A lot of people look at this and say, well, it's not good, but it's not bad as it hasn't happened to me or to anyone I know. That's just blatantly wrong. The executive branch has developed these new powers during the course of a decades-long drift towards secrecy and authoritarianism. The abuses will get worse.
If you have been watching the Wikileaks case closely, you will probably have noticed that the US government has been putting pressure on other governments and corporations to restrict or attack the whistleblower website. Glenn Greenwald summarizes these developments:
Just look at what the U.S. Government and its friends are willing to do and capable of doing to someone who challenges or defies them -- all without any charges being filed or a shred of legal authority. They've blocked access to their assets, tried to remove them from the Internet, bullied most everyone out of doing any business with them, froze the funds marked for Assange's legal defense at exactly the time that they prepare a strange international arrest warrant to be executed, repeatedly threatened him with murder, had their Australian vassals openly threaten to revoke his passport, and declared them "Terrorists" even though -- unlike the authorities who are doing all of these things -- neither Assange nor WikiLeaks ever engaged in violence, advocated violence, or caused the slaughter of civilians.

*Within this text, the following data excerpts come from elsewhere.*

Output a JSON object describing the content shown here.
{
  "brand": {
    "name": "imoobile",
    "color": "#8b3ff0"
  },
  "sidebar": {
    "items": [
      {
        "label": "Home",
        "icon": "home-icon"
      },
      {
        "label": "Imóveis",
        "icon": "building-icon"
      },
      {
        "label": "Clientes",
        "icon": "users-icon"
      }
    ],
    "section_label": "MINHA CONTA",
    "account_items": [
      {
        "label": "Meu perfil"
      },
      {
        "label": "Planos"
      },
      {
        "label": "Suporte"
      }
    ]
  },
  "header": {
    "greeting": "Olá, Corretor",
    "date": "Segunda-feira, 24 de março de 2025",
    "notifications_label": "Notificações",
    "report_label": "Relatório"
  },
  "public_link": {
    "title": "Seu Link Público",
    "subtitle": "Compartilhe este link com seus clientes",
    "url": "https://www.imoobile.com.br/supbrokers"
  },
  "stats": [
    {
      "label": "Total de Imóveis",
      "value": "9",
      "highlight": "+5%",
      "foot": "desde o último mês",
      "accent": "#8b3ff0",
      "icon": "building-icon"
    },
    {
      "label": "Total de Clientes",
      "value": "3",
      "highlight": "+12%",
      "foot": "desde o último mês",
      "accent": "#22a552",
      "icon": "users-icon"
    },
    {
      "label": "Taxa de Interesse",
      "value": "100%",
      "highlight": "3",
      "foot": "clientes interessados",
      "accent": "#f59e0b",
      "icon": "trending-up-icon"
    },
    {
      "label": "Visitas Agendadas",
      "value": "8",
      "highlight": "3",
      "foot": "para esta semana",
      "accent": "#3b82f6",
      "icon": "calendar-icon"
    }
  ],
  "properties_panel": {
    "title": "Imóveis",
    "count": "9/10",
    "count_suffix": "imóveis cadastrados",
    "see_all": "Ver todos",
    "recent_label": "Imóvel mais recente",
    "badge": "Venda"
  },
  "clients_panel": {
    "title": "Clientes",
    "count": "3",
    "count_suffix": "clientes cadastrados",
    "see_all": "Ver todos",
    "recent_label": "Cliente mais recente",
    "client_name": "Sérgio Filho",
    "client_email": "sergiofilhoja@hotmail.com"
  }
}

This is all grounded in the toxic mindset expressed yesterday on Meet the Press (without challenge, naturally) by GOP Sen. Minority Leader Mitch McConnell, who said of Assange: "I think the man is a high-tech terrorist. He’s done an enormous damage to our country, and I think he needs to be prosecuted to the fullest extent of the law. And if that becomes a problem, we need to change the law." As usual, when wielded by American authorities, the term "terrorist" means nothing more than: "those who impede or defy the will of the U.S. Government with any degree of efficacy."
So when does this start coming home to roost? Right now, argues Greenwald:
All the oppressive, lawless policies of the last decade -- lawless detention, Guantanamo, disappearing people to CIA black sites, rendition, the torture regime, denial of habeas corpus, drones, assassinations, private mercenary forces, etc. -- were designed, first and foremost, to instill exactly this fear, to deter any challenge. Many of these policies continue, and that climate of fear thus endures...
These policies, in short, aren't really targeted at terrorists, but at ordinary people who might otherwise choose to speak out or act up. By constructing a "climate of fear" around anything related to "national security", the US government has already succeeded in restricting people's rights. Think of airports. You go into those having already lost your rights to privacy and free speech - for fear, basically, that if you say the wrong thing, or have a word misheard or a joke misconstrued, you'll be arrested. By instilling paranoia about the ways in which we exercise our rights, they remove our capability to exercise them.
I can already hear you saying that I'm being too alarmist, or that naming American practices as authoritarian or antidemocratic is self-evidently inaccurate.